Yes, I promised in the end of the last (which was the first) blog entry that I will tell some details how to install the worker but it would be worth to give some time to the architecture (the main reason of this is that I have a picture about the architecture that I want to share; also the previous blog entry didn't contain any image...)
So first let's see the diagram:
Nice, isn't it? Well, please don't answer... :)
The HOST 0, HOST 1 and HOST 2 are the machines where the observed business applications are (more precisely where the log files of the applications are). As you can see the reader worker (the one that observes the log file(s)) has to be started on those machines only where the logs reside. Also the executor worker (the one that executes the OS command one by one) has to be started on those machines where operating system commands have to be executed. The workers are JAVA (JDK 8 is needed) applications. There is only one worker installation pack but there are different start/stop commands for the executor and the reader.

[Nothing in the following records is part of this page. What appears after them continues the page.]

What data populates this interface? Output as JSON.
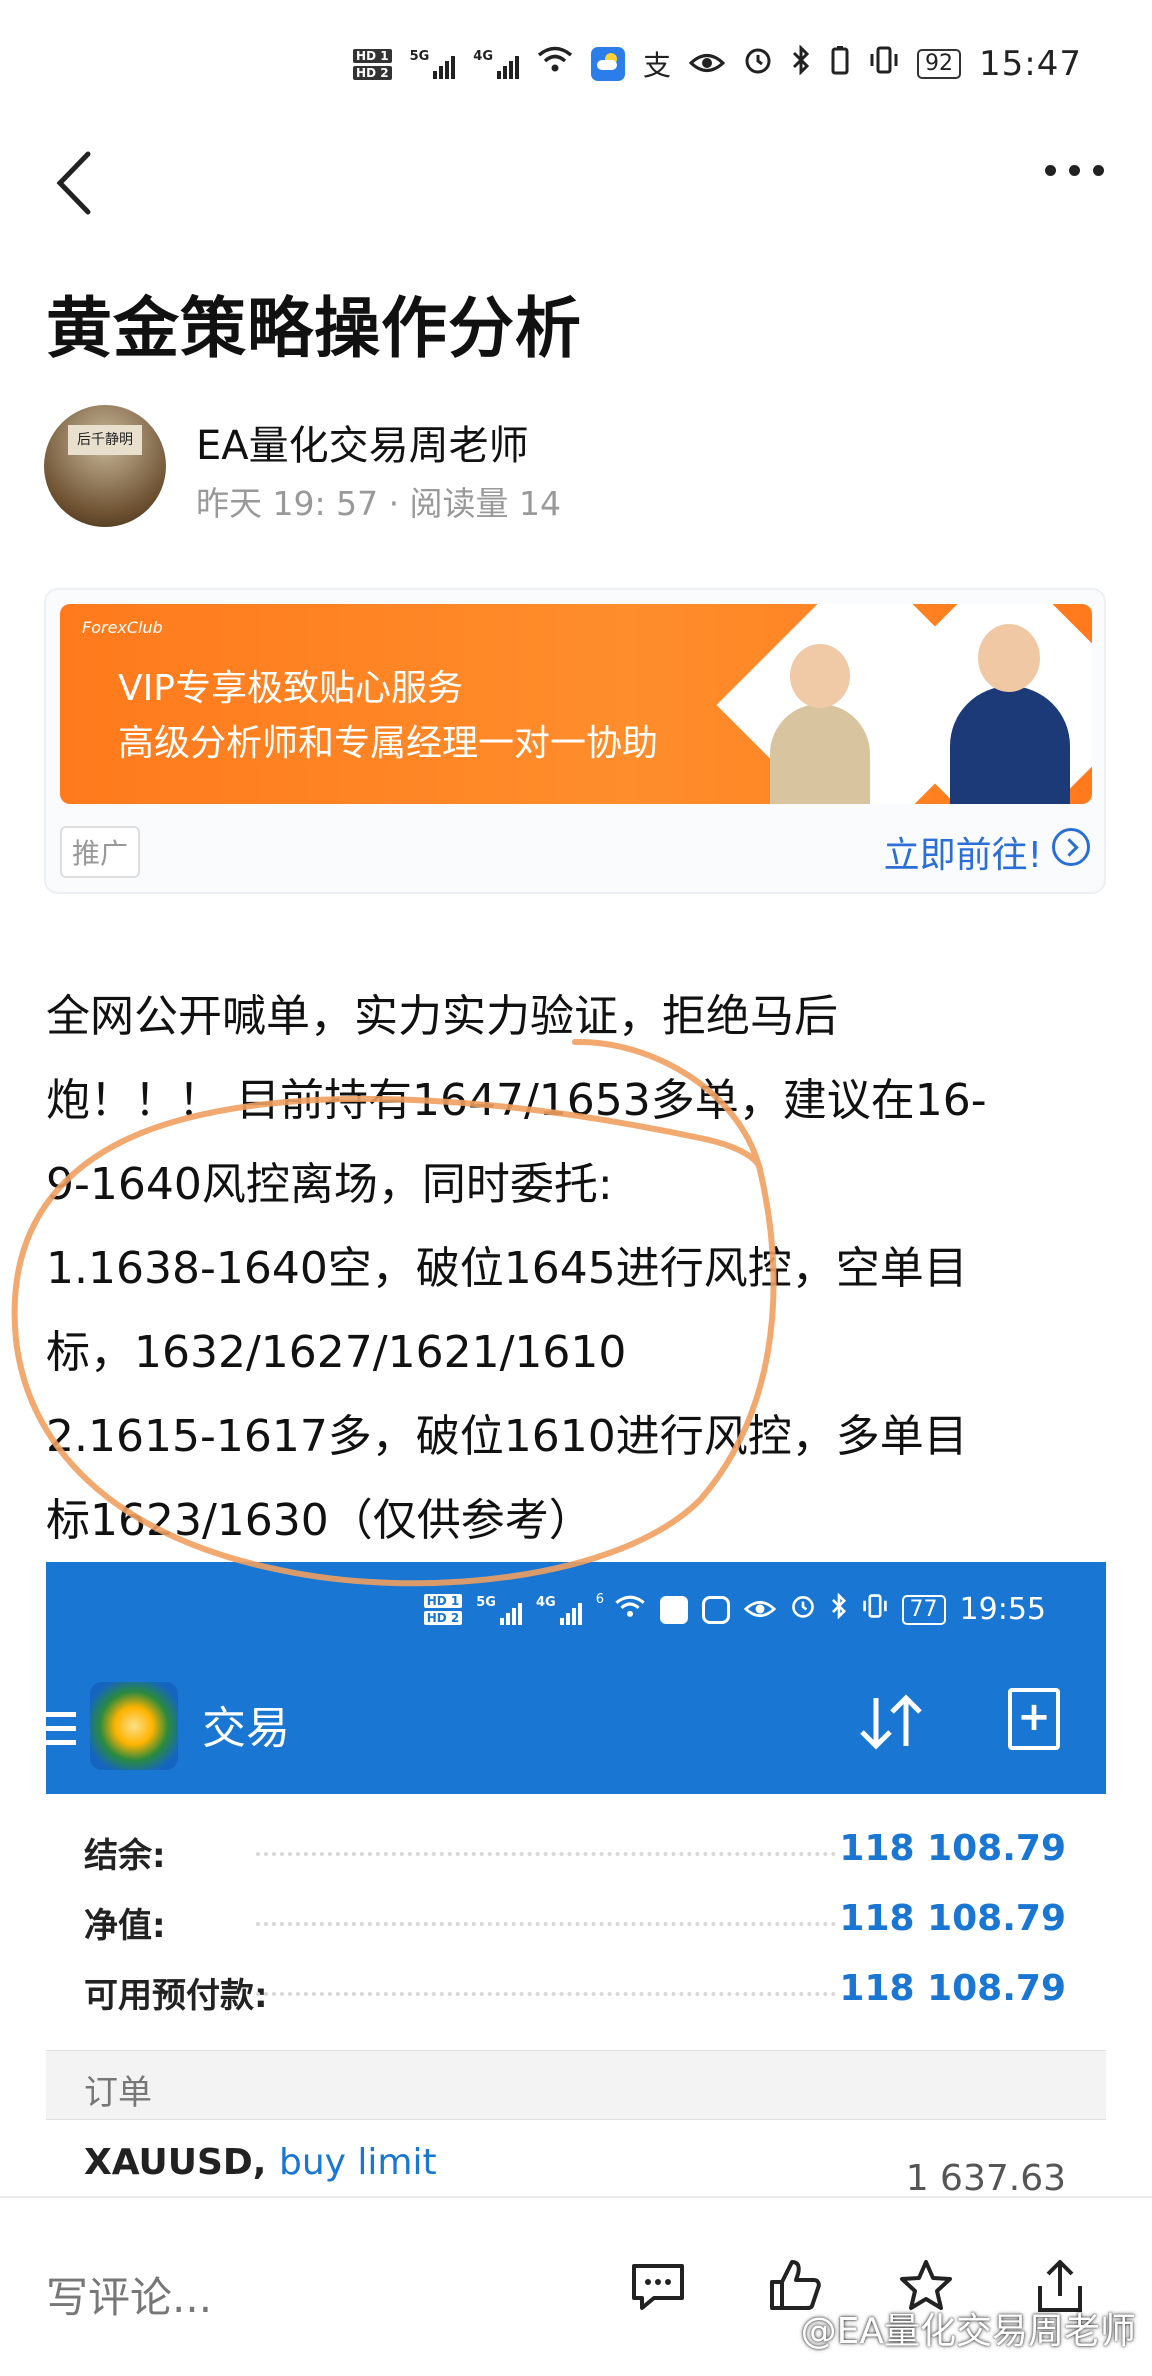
{
  "status_bar": {
    "hd1": "HD 1",
    "hd2": "HD 2",
    "net1": "5G",
    "net2": "4G",
    "battery": "92",
    "time": "15:47",
    "extra_glyph": "支"
  },
  "article": {
    "title": "黄金策略操作分析",
    "author_name": "EA量化交易周老师",
    "meta": "昨天 19: 57 · 阅读量 14",
    "avatar_sign": "后千静明"
  },
  "ad": {
    "logo": "ForexClub",
    "line1": "VIP专享极致贴心服务",
    "line2": "高级分析师和专属经理一对一协助",
    "tag": "推广",
    "cta": "立即前往!"
  },
  "post": {
    "lines": [
      "全网公开喊单，实力实力验证，拒绝马后",
      "炮！！！ 目前持有1647/1653多单，建议在16-",
      "9-1640风控离场，同时委托:",
      "1.1638-1640空，破位1645进行风控，空单目",
      "标，1632/1627/1621/1610",
      "2.1615-1617多，破位1610进行风控，多单目",
      "标1623/1630（仅供参考）"
    ]
  },
  "embedded": {
    "status_time": "19:55",
    "battery": "77",
    "hd1": "HD 1",
    "hd2": "HD 2",
    "net1": "5G",
    "net2": "4G",
    "net3": "6",
    "title": "交易",
    "rows": [
      {
        "label": "结余:",
        "value": "118 108.79"
      },
      {
        "label": "净值:",
        "value": "118 108.79"
      },
      {
        "label": "可用预付款:",
        "value": "118 108.79"
      }
    ],
    "section": "订单",
    "order_symbol": "XAUUSD,",
    "order_type": "buy limit",
    "order_price": "1 637.63"
  },
  "bottom": {
    "comment_placeholder": "写评论...",
    "watermark": "@EA量化交易周老师"
  },
  "colors": {
    "accent_blue": "#1976d2",
    "ad_orange": "#ff7a1c",
    "annotation_circle": "#f0a060"
  }
}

The reader worker calls 2 REST services:
- getting the log file locations to be monitored (can be configured how often the REST service will be called -> the more often the service called the faster a change will be propagated to the reader worker)
- reporting an incident
- getting the commands to be executed (the more often the service is called the less delay will be in the execution flow)

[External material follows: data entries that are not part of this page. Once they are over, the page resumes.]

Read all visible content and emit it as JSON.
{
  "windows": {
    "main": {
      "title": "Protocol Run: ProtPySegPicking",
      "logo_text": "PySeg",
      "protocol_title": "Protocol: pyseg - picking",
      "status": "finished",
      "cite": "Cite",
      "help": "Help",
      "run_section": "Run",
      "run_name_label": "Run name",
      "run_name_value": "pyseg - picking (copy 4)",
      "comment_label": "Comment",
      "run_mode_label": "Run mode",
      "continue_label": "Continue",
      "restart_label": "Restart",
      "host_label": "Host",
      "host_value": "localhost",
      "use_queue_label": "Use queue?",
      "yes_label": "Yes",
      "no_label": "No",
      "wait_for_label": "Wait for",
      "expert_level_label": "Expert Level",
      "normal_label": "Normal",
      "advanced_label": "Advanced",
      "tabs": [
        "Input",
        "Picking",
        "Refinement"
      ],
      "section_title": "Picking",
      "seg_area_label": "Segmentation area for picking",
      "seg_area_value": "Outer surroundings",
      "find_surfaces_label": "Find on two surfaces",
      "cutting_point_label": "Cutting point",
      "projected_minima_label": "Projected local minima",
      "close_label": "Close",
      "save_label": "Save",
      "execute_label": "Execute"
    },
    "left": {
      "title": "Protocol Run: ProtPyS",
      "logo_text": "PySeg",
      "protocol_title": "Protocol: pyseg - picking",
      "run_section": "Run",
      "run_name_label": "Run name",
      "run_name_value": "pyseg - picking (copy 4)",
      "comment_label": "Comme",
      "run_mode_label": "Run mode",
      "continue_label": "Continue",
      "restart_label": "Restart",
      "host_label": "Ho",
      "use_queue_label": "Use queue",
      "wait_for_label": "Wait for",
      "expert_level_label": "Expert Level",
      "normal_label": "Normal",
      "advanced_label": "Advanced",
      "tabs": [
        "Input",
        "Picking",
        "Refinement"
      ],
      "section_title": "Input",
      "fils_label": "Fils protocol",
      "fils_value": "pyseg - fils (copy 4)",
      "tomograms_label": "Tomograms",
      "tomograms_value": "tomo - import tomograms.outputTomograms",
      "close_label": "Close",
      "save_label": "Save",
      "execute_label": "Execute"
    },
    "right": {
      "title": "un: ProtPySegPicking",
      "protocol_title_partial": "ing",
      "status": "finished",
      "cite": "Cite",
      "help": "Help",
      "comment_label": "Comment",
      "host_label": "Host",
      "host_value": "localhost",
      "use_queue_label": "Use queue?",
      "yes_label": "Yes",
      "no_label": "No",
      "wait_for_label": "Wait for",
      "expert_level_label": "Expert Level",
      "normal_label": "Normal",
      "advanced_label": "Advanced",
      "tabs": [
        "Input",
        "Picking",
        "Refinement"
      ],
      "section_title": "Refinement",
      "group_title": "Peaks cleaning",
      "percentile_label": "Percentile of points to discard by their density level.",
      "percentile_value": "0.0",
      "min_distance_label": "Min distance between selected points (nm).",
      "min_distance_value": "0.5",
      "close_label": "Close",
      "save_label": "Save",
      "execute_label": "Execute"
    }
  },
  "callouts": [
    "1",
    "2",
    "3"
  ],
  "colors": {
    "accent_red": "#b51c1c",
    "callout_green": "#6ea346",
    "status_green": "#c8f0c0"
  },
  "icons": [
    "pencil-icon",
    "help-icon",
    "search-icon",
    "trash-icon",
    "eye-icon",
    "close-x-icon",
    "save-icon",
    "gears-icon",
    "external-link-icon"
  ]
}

- sending back the result/output of the OS command
HMAC authentication is used when the call is made. It means that the hash is not static (it is made of the password, current date, used HTTP verb, endpoint, etc.) i.e. it cannot be decrypted. The username and password must exist in the worker and in the Reaction Engine too. The authentication is mandatory.

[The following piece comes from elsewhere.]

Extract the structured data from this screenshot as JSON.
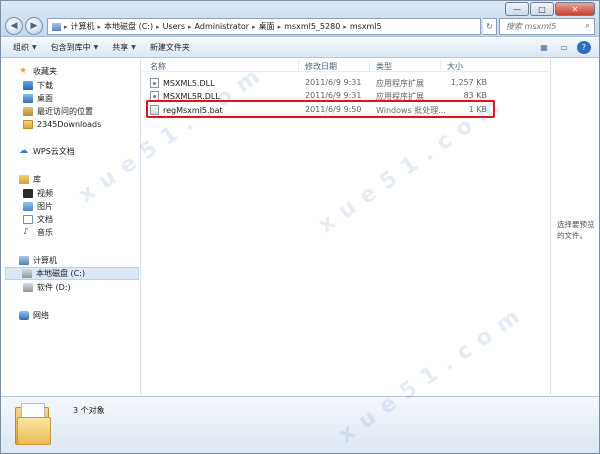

The HTTP message can be encrypted which can be based on the username and password (which is used in HMAC authentication) or on public / private keys in certificate. The advantage of this encryption over HTTPS is that no need to rebuild the secure channel if the message goes through network devices.
The administration web application is a python-Django (python3 is needed) application and its main tasks are
- to maintain the reference data
- to monitor the run of the execution flows
- to start / to schedule the execution
- to give statistics
- to provide a user management module
- approving to start a flow
- starting / scheduling a flow
- restarting / skipping a task of an execution flow
The Reaction Engine is a Java web application (JDK8 is needed) that can be deployed on Tomcat 8, on Wildfly 10 or on Weblogic 12c (separate WAR files are provided in the download section).
What it does is as follows:
- it provides REST interface for workers and the management web application (see above)
- it makes a decision if a reported event (by the reader worker) is a real incident and a flow has to be started
- performing the execution flow
i.e. getting the first task in the flow, executing it then getting the second one, etc.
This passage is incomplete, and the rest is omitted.